Many schools around the country have already made the decision for the students. At least 63 of the 101 largest school districts in the country decided to start the year with virtual learning. There are other school districts that have decided to go in-person, though many with virtual options. My own kids’ school left the choice up to the individual families, and while it’s difficult, I’m grateful we have options. Families all over the country are struggling with access to childcare, technology and even food — all of which can make a physical return to school a necessity.
Knowing my family would have to make a decision about school, we started doing our homework a few weeks ago, looking at the data and existing criteria, to come up with the best science-based choice for us.

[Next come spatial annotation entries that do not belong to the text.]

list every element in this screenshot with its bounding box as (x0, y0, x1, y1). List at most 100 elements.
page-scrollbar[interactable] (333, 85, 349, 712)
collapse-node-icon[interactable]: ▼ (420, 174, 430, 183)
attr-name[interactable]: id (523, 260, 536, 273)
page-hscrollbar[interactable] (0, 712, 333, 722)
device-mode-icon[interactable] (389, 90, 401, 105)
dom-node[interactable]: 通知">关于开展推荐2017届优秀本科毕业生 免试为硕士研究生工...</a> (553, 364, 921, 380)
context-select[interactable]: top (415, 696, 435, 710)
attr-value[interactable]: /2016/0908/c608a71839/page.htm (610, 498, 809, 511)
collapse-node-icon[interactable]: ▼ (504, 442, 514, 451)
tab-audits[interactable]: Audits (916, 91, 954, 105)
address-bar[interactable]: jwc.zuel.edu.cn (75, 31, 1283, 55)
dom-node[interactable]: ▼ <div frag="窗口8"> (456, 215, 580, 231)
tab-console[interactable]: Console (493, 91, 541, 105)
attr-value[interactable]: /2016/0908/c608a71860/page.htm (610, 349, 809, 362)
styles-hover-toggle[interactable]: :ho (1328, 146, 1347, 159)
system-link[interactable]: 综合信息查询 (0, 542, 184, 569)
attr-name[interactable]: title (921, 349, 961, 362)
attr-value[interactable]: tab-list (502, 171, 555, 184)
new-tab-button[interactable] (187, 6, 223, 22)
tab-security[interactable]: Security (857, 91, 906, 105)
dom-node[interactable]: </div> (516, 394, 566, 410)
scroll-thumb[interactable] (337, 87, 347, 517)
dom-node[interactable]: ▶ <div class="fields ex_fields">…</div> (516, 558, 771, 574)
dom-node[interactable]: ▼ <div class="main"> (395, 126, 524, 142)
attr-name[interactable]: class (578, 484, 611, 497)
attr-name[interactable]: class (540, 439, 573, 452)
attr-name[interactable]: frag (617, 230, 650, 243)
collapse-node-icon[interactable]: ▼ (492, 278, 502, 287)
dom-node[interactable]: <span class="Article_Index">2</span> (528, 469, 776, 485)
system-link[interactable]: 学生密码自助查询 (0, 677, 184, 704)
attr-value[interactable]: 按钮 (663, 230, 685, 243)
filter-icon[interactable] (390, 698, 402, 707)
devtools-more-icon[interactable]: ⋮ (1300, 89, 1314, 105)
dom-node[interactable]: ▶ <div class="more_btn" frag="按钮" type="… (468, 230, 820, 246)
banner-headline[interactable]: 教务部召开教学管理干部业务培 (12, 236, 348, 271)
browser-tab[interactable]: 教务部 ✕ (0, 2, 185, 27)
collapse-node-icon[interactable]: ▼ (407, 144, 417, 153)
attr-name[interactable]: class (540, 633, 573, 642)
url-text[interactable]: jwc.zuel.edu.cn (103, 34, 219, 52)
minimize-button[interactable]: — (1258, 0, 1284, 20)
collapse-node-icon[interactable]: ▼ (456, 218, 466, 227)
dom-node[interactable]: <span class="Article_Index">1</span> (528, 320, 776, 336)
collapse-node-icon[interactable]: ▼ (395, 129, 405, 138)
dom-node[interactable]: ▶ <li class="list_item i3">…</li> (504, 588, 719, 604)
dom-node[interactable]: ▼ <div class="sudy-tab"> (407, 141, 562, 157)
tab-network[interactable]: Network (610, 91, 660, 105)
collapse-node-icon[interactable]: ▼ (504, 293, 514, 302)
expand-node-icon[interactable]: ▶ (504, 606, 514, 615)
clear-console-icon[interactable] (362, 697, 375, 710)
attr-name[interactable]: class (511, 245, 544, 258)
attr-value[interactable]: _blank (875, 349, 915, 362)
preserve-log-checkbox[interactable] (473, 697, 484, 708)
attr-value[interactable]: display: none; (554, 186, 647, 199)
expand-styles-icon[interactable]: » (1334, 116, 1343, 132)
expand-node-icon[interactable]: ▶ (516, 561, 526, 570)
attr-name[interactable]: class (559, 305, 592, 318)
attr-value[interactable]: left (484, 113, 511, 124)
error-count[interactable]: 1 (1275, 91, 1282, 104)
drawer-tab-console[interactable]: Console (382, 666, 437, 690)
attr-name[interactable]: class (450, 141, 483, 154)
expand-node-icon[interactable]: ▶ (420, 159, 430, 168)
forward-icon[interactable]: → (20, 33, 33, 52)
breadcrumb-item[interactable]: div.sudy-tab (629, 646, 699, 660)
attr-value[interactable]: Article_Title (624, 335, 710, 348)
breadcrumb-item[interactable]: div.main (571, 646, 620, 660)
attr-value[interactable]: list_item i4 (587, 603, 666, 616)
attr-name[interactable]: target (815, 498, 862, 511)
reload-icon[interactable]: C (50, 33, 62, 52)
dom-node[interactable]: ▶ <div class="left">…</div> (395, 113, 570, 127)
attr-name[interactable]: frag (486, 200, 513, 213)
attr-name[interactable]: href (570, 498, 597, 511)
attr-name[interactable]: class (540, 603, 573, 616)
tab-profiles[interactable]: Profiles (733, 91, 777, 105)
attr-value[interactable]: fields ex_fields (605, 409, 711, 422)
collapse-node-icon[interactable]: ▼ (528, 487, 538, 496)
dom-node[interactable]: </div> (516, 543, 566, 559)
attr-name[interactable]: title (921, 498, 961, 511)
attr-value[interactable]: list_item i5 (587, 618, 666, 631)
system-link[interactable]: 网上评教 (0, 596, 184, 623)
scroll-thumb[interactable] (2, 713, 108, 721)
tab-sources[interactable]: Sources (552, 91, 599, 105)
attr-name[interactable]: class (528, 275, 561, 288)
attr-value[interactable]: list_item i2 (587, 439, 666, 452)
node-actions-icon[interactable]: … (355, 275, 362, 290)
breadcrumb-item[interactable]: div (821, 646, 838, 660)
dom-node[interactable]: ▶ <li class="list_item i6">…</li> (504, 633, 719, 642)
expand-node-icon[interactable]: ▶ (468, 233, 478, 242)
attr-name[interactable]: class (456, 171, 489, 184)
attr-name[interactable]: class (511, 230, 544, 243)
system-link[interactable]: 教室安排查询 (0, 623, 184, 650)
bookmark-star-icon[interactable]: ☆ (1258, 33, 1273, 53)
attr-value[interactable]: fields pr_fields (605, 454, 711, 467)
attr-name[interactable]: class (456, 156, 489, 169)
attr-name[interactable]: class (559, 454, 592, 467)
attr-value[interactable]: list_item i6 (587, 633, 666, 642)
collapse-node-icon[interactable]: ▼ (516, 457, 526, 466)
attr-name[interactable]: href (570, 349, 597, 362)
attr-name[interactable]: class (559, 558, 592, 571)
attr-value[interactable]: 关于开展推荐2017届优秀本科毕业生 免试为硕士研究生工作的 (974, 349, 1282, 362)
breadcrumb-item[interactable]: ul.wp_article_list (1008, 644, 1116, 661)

It is a lot to consider, but in the minds of our family, the evidence is clear. After considering all the objective criteria and assessing the situation in our own community, we have made the decision to keep our girls out of school for the time being. This was not an easy decision, but one that we believe best respects the science, decreases the risk of further spread and follows the task force criteria. As a compromise, we will allow our children to have a physically distanced orientation meeting with their new teachers so they can meet them in person before starting to interact with them on a screen. And, after two weeks, we will reassess. It will also be important for us to understand what the triggers will be in our school, in terms of newly diagnosed infections or illnesses, that will require a return to virtual learning. Full and honest transparency from everyone will be more necessary than ever.
None of this is easy, and some families may arrive at a different conclusion after looking at the same data. In the age of Covid-19, it seems we are all forced to become amateur epidemiologists, while also being the best parents we can be.